AI chatbots providing mental health advice systematically violate ethical standards established by organisations, including the American Psychological Association, even when prompted to use evidence-based psychotherapy techniques, according to research from Brown University.
The study, led by Brown computer scientists working with mental health practitioners, revealed chatbots are prone to ethical violations including inappropriately navigating crisis situations, providing misleading responses that reinforce users’ negative beliefs about themselves and others, and creating a false sense of empathy with users.
Zainab Iftikhar, a PhD candidate in computer science at Brown who led the work, examined how different prompts might impact the output of large language models in mental health settings. She aimed to determine whether such strategies could help models adhere to ethical principles for real-world deployment.

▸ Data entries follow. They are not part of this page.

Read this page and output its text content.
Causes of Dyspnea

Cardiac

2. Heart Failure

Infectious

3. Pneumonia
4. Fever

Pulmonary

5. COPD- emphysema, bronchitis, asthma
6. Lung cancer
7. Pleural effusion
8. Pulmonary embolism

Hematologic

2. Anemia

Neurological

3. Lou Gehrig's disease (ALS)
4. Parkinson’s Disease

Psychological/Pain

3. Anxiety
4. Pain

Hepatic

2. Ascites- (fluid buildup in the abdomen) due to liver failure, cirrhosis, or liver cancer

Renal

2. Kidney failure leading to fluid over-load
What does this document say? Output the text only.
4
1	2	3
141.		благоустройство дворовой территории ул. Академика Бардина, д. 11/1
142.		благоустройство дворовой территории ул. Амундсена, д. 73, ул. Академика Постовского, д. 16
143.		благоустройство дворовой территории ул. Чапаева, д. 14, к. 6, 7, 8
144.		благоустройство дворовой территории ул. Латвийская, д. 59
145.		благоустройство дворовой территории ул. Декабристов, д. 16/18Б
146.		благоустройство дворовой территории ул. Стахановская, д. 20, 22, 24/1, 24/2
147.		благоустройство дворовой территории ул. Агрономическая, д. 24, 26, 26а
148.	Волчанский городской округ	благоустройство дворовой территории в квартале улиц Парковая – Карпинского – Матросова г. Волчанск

“Prompts are instructions that are given to the model to guide its behavior for achieving a specific task,” Iftikhar said. “You don’t change the underlying model or provide new data, but the prompt helps guide the model’s output based on its pre-existing knowledge and learned patterns.”
Individual users chatting directly with LLMs like ChatGPT can use such prompts and often do, with users sharing prompts on TikTok and Instagram and long Reddit threads dedicated to discussing prompt strategies. Essentially all mental health chatbots marketed to consumers are prompted versions of more general LLMs.
Ethics violations in the chat logs
For the study, Iftikhar and colleagues observed seven peer counsellors trained in cognitive behavioural therapy techniques as they conducted self-counselling chats with CBT-prompted LLMs, including various versions of OpenAI’s GPT Series, Anthropic’s Claude and Meta’s Llama. A subset of simulated chats based on original human counselling chats was evaluated by three licensed clinical psychologists who identified potential ethics violations in the chat logs.
The study revealed 15 ethical risks falling into five general categories: lack of contextual adaptation, including ignoring peoples’ lived experiences and recommending one-size-fits-all interventions; poor therapeutic collaboration, including dominating the conversation and occasionally reinforcing a user’s false beliefs; deceptive empathy, using phrases like “I see you” or “I understand” to create a false connection; unfair discrimination, exhibiting gender, cultural or religious bias; and lack of safety and crisis management, including denying service on sensitive topics, failing to refer users to appropriate resources or responding indifferently to crisis situations including suicide ideation.
Iftikhar acknowledged that while human therapists are also susceptible to these ethical risks, the key difference is accountability. “For human therapists, there are governing boards and mechanisms for providers to be held professionally liable for mistreatment and malpractice,” she said. “But when LLM counselors make these violations, there are no established regulatory frameworks.”
The findings do not necessarily mean AI should not have a role in mental health treatment, Iftikhar said. She and her colleagues believe AI has the potential to help reduce barriers to care arising from the cost of treatment or the availability of trained professionals, but the results underscore the need for thoughtful implementation of AI technologies as well as appropriate regulation and oversight.
The research will be presented on 22 October at the AAAI/ACM Conference on Artificial Intelligence, Ethics and Society.